According to Apple, even NVIDIA’s most advanced discrete GPU for the PC market is unable to process these types of ML models because it lacks enough GDDR6 memory to do the job—sans cloud.
The M2 Ultra is also equipped with a 32-core neural processing unit to handle on-device machine learning. At up to 31.6 trillion operations per second (TOPS), the AI engine offers 40% faster performance than M1 Ultra.
What Else is Inside?
The Apple-designed media engine in the Ultra SoC can handle hardware acceleration of the company’s ProRes codec used in video compression, enabling the efficient playback of up to 28 streams of ultra-high-resolution 8K video.

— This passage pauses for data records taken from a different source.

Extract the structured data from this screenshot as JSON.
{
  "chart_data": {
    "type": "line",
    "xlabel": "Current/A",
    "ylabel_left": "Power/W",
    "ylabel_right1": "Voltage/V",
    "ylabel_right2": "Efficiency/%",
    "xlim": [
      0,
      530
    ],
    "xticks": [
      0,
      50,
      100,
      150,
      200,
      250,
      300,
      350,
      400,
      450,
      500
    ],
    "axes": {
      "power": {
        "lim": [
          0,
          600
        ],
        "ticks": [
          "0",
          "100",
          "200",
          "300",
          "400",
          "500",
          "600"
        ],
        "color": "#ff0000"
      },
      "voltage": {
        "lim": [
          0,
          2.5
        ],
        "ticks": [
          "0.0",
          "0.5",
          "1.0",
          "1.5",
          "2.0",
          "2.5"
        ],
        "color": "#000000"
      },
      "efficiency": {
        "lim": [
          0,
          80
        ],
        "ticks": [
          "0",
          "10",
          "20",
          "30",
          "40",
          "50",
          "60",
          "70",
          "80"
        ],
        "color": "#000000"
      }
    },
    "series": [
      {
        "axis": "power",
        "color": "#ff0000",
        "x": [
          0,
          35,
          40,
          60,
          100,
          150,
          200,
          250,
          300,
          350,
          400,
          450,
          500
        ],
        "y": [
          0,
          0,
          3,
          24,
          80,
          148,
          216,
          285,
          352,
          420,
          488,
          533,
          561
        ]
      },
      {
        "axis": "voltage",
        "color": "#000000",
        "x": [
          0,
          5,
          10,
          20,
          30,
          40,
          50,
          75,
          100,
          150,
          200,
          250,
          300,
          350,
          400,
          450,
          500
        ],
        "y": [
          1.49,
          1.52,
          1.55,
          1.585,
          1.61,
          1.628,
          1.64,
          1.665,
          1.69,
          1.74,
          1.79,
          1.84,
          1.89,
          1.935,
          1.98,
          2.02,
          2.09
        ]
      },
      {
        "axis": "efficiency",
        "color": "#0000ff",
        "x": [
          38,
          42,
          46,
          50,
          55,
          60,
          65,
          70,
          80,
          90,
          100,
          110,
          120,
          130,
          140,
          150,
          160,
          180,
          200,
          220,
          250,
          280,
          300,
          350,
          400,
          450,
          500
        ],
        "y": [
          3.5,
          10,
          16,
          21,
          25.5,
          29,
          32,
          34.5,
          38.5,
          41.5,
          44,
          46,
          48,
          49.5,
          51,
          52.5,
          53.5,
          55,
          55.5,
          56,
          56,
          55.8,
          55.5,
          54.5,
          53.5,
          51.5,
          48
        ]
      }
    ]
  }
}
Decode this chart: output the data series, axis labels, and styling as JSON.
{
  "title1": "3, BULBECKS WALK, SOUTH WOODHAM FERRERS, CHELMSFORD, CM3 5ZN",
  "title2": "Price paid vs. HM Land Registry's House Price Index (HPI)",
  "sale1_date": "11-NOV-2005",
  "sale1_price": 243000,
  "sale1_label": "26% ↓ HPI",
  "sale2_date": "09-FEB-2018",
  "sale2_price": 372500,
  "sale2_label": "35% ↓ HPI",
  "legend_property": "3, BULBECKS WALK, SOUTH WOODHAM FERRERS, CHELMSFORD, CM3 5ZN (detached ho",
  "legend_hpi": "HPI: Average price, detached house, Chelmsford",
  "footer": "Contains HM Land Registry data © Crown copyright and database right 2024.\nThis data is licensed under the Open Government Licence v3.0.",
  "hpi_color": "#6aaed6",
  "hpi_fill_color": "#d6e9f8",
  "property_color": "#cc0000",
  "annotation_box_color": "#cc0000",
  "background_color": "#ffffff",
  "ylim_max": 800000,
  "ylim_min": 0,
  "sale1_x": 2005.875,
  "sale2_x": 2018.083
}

Apple said the Mac Pro taps the media engine in the M2 Ultra to perform the work of seven Apple expansion cards that could be attached to the company’s Intel-based Mac Pros for video processing. On top of that, when the Mac Pro is equipped with six video I/O cards, it can ingest 24 4K camera feeds and encode them to ProRes in real-time.
The seven expansion slots in the tower-shaped workstation can support PCIe Gen 4, which the Apple said is double the data rate of the previous Intel-based Mac Pro that only supported up to PCIe Gen 3.
Like its predecessors, the M2 Ultra also integrates Apple’s in-house "secure enclave" that bakes in hardware-verified secure boot and other hardware protections to try to keep the system and data stored there safe from attackers.
The display engine inside can support up to six Apple Pro XDR displays, totaling more than 100 million pixels. The Mac Pro comes with dual high-bandwidth HDMI ports that support up to 8K resolution and 240-Hz frame rates, too.
The M2 Ultra-powered Mac Pro features eight Thunderbolt 4 ports, three USB-A ports, and dual Ethernet ports for wired connectivity. Wireless connectivity is supported by Wi-Fi 6E and Bluetooth 5.3.
But the capabilities of the M2 Ultra cost a premium. The Mac Pro starts at $6,999 for the tower-shaped enclosure and $7,499 for the rack-mounted model.